Нерон, аккомпанируя себе, пел гимн Владычице Кипра, в котором и стихи, и музыка принадлежали ему. На сей раз он был в голосе и чувствовал, что слушатели по-настоящему увлечены его пением; это чувство придало его голосу звучность и так взволновало его самого, что он и впрямь пел вдохновенно. Под конец он даже побледнел от избытка чувств и, пожалуй, впервые в жизни не захотел слушать похвал. С минуту он сидел, опершись руками на кифару и поникнув головою, потом резко поднялся.
— Я устал, — сказал он, — мне надо подышать воздухом. А вы пока настройте кифары. — И, обмотав шею шелковым платком, обратился к сидевшим в углу Петронию и Виницию: — Ты, Виниций, подай мне руку, я что-то ослабел. А Петроний будет мне говорить о музыке.
Втроем они вышли на вымощенную алебастром и посыпанную шафраном дворцовую террасу.
— Здесь легче дышится, — молвил Нерон. — Душа моя тревожна и печальна, хотя я убедился, что с гимном, который я вам пропел для проверки, я могу выступить публично и что это будет такой триумф, какого еще никогда не одержал ни один римлянин.

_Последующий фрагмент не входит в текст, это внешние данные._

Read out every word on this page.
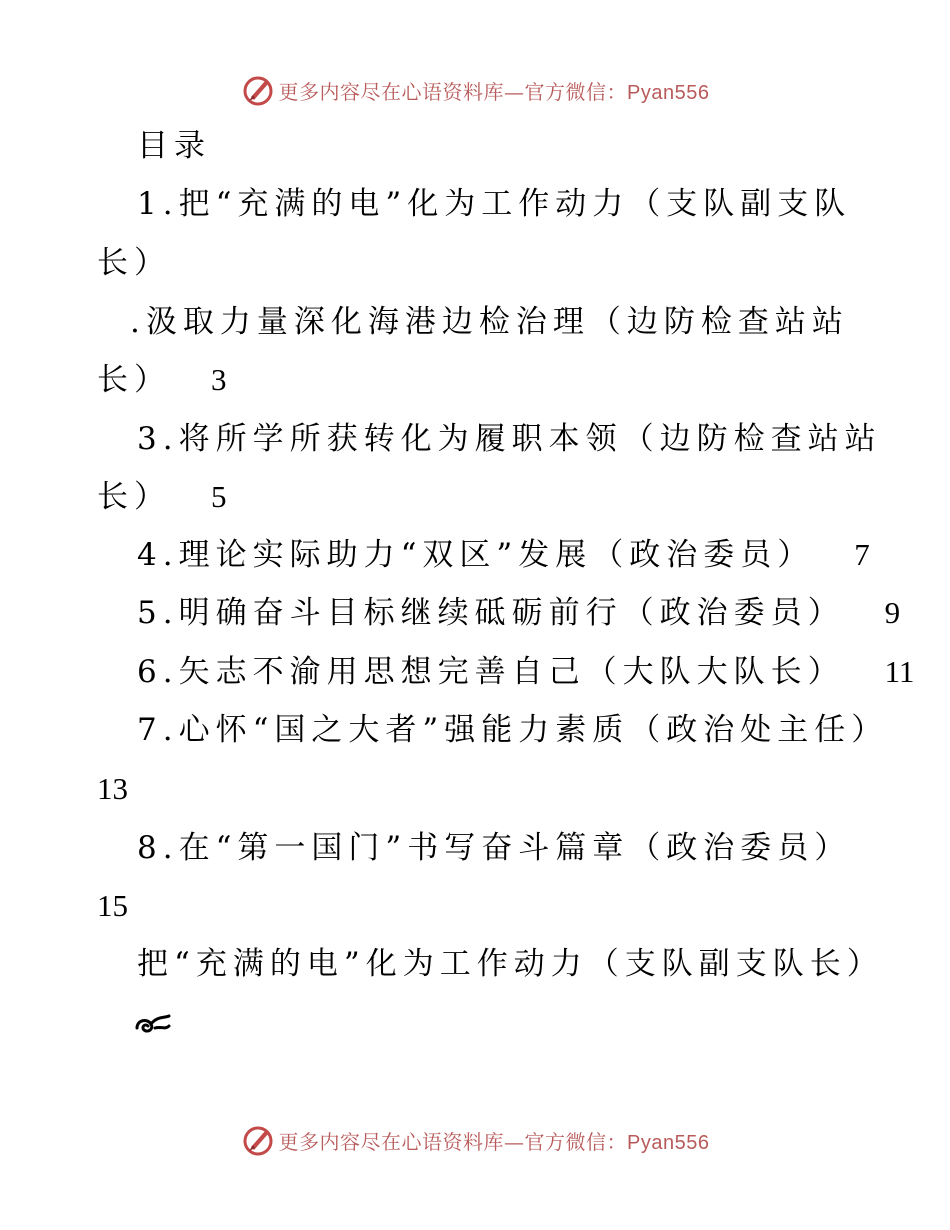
更多内容尽在心语资料库—官方微信：Pyan556
目录
1.把“充满的电”化为工作动力（支队副支队
长）
.汲取力量深化海港边检治理（边防检查站站
长） 3
3.将所学所获转化为履职本领（边防检查站站
长） 5
4.理论实际助力“双区”发展（政治委员） 7
5.明确奋斗目标继续砥砺前行（政治委员） 9
6.矢志不渝用思想完善自己（大队大队长） 11
7.心怀“国之大者”强能力素质（政治处主任）
13
8.在“第一国门”书写奋斗篇章（政治委员）
15
把“充满的电”化为工作动力（支队副支队长）
更多内容尽在心语资料库—官方微信：Pyan556
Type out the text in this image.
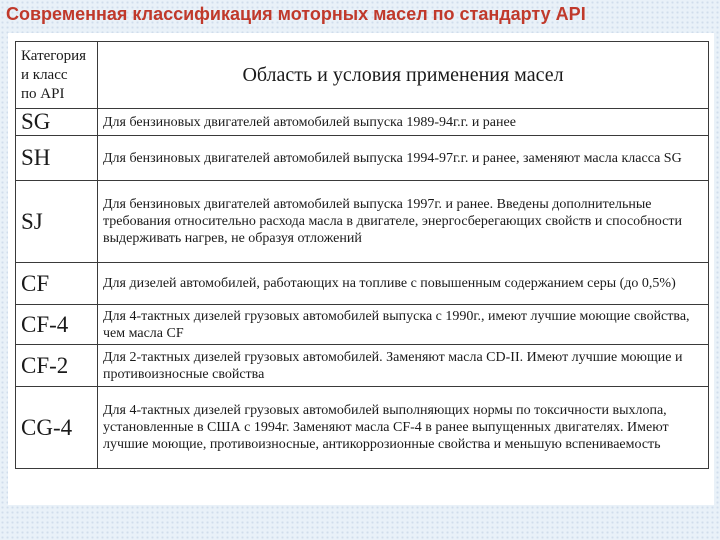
Современная классификация моторных масел по стандарту API
Категория
и класс
по API	Область и условия применения масел
SG	Для бензиновых двигателей автомобилей выпуска 1989-94г.г. и ранее
SH	Для бензиновых двигателей автомобилей выпуска 1994-97г.г. и ранее, заменяют масла класса SG
SJ	Для бензиновых двигателей автомобилей выпуска 1997г. и ранее. Введены дополнительные требования относительно расхода масла в двигателе, энергосберегающих свойств и способности выдерживать нагрев, не образуя отложений
CF	Для дизелей автомобилей, работающих на топливе с повышенным содержанием серы (до 0,5%)
CF-4	Для 4-тактных дизелей грузовых автомобилей выпуска с 1990г., имеют лучшие моющие свойства, чем масла CF
CF-2	Для 2-тактных дизелей грузовых автомобилей. Заменяют масла CD-II. Имеют лучшие моющие и противоизносные свойства
CG-4	Для 4-тактных дизелей грузовых автомобилей выполняющих нормы по токсичности выхлопа, установленные в США с 1994г. Заменяют масла CF-4 в ранее выпущенных двигателях. Имеют лучшие моющие, противоизносные, антикоррозионные свойства и меньшую вспениваемость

— О да, ты можешь выступить и здесь, в Риме, и в Ахайе. И сердце мое, и разум полны восхищения тобою, божественный! — ответил Петроний.
— Знаю. Ты просто слишком ленив, чтобы заставлять себя произносить хвалы. И, как Туллий Сенецион, искренен, но разбираешься лучше него. Скажи, что ты думаешь о музыке.
— Когда я слушаю стихи, когда гляжу на квадригу, которой ты правишь в цирке, на прекрасную статую, прекрасный храм или картину, я чувствую, что объемлю видимое мною все целиком и что в моем восторге умещается все, что могут дать эти вещи. Но когда я слушаю музыку, особенно же твою, предо мною открываются все новые красоты, все новые наслаждения. Я гонюсь за ними, я жадно хватаю их, но, прежде, нежели я успеваю их воспринять, наплывают все новые и новые, в точности как морские волны, идущие из бесконечности. Да, я могу сказать, что музыка подобна морю. Мы стоим на одном берегу и видим морскую даль, но другой берег видеть нам не дано.
— О, какая глубина суждений! — сказал Нерон.
Некоторое время все трое шли молча, лишь тихо шуршал под их ногами шафран.
— Ты высказал мою мысль, — молвил наконец Нерон. — Потому-то я постоянно говорю, что во всем Риме ты один способен меня понять. Да, да, то же думаю о музыке и я. Когда я играю и пою, мне видятся такие вещи, о существовании которых — ни в моем государстве, ни вообще в мире — я и не знал. Я — император, мне подвластен весь мир, я могу все. Однако музыка открывает мне новые царства, новые горы и моря и новые наслаждения, мне еще неведомые. Чаще всего я не могу их назвать, даже умом не могу понять — только чувствую их. Я чувствую богов, я вижу Олимп. Какой-то неземной ветер овевает меня, я вижу, словно в тумане, какие-то колоссальные громады, безмятежные и сияющие, как восходящее солнце… Весь Сферос вокруг меня звучит музыкой, и должен тебе сказать, — тут голос Нерона дрогнул от чистосердечного удивления, — что я, император и бог, чувствую себя тогда ничтожным, как песчинка. Можешь ты этому поверить?